Part of the GROW AMERICA Act, the Obama administration's proposed transportation bill, the measure has support from car manufacturers, which already observe a set of voluntary guidelines for their dashboard navigation systems. Silicon Valley tech firms, on the other hand, are skeptical that regulators can keep up with the rapid pace of mobile app development.

No matter how one feels about the federal government regulating smartphone apps in the same way it does brake systems and airbags, though, there's no denying that distracted driving is a serious problem.

In 2011, more than 3,300 Americans were killed in accidents involving a distracted driver. Another 380,000 were injured. In the same year, according to the NHTSA, more than 6 percent of drivers were using a cell phone or other handheld device (PDF) at any given daylight moment. The latest data (PDF) indicates that this is particularly rampant among youth: More than 41 percent of high school students who drive report texting or emailing while behind the wheel. This is especially dangerous, according to the NHTSA, because it combines visual, manual, and cognitive distraction. The same may be true of navigation systems.

But what if distracted driving was safe?

According to consumer research, the ability to consume media, write an email, or even sleep during transport is a key selling point for autonomous vehicles (self-driving cars), which could be widely available in the fairly near future.

Autonomous vehicle technology could also produce a wide range of public benefits:

  • Saving lives. Forward-collision and lane-departure warning, blind-spot assist, and adaptive headlights are already helping prevent fatal accidents. Continued innovations in AV technology (e.g., automatic braking, lanekeeping assistance) would further reduce human error, the overwhelming cause of motor vehicle fatalities.
  • Increasing mobility. People with disabilities and those too young or old to drive would gain enhanced mobility from fully autonomous vehicles. This could improve their health, job opportunities, social interaction, and happiness.
  • Reducing congestion and cost of congestion. AV technology could reduce the individual cost of being stuck in traffic by allowing for “safe distraction.” It could also increase roadway capacity, due to more efficient vehicle operation, and lessen delays from crashes, thus reducing congestion.
  • Reducing emissions. Partly to comply with more robust crash-test standards, cars have become heavier over the past two decades. But if AVs reduce the number of accidents, lighter, more fuel-efficient cars may become more viable, thus reducing emissions.
  • Improving land use. If AVs could drop passengers off at their destination, then drive to satellite parking areas, many acres used for parking could be devoted to other uses. Vehicle-sharing programs that reduce overall car ownership could also reduce the need for parking spaces.

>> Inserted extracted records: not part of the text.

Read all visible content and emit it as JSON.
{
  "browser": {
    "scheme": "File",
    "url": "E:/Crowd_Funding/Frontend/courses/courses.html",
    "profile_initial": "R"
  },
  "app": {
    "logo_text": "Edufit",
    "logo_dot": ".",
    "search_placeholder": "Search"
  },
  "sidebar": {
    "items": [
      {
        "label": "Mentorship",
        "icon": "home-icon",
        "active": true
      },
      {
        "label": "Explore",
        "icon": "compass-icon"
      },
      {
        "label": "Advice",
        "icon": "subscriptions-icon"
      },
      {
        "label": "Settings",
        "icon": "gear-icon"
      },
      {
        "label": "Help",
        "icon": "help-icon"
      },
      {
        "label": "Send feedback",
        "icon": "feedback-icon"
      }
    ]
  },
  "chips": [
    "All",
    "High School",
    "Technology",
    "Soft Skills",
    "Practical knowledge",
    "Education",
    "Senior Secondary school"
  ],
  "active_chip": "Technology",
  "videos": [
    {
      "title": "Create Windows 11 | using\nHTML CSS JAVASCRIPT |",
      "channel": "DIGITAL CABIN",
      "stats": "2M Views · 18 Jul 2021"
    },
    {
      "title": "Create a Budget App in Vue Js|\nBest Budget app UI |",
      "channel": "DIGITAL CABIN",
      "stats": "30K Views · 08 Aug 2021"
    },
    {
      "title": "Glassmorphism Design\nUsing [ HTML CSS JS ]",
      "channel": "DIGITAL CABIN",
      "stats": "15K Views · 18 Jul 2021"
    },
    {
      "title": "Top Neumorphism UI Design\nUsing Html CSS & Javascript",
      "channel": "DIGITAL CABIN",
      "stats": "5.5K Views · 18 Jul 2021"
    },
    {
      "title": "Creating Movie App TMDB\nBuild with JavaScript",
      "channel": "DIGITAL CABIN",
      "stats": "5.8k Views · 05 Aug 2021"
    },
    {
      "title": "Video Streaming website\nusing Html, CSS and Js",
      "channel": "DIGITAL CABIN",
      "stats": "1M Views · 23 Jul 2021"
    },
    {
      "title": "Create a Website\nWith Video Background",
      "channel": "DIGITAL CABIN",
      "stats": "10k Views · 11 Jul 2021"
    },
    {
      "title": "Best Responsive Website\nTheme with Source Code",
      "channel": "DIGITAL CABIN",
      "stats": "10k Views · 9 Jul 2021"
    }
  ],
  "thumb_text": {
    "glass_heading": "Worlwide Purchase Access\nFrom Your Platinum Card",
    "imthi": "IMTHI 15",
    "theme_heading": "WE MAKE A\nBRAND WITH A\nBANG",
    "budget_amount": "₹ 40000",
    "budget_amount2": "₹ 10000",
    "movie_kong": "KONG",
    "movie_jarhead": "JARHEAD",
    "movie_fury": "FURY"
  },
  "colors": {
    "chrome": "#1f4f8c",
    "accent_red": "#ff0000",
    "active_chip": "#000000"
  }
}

While there are also important disadvantages to AVs, the magnitude of the advantages most likely outweighs them. But the public benefits above won't occur unless demand leads to widespread adoption.

The selling point of “safe distraction” could help foster enough demand for economies of scale and network effects to reduce the marginal cost of AVs. In turn, this could help the technology spread, leading to these substantial public benefits.

In the meantime, policymakers have an important role to play. For instance, state lawmakers may need to update distracted driving laws to reflect the reality that distraction could be safe with the right AV technology. And some combination of subsidies and user fees would probably be useful to encourage efficient adoption in order to best benefit the public.

However, policymakers should avoid regulating AVs prematurely. While comprehensive regulation may be useful at some point, the technology isn't mature enough to make the necessary determinations. Incompatible regulations among states could hobble development and make the technology uneconomical.

News of regulating navigation aids and rapid advancements in AV technology clearly demonstrate that transportation technology in the United States is shifting gears, presenting new sets of public policy challenges. Just as Americans have come to rely on GPS to get them where they're going, research can guide the way.

James Anderson is a senior behavioral scientist at the nonprofit, nonpartisan RAND Corporation.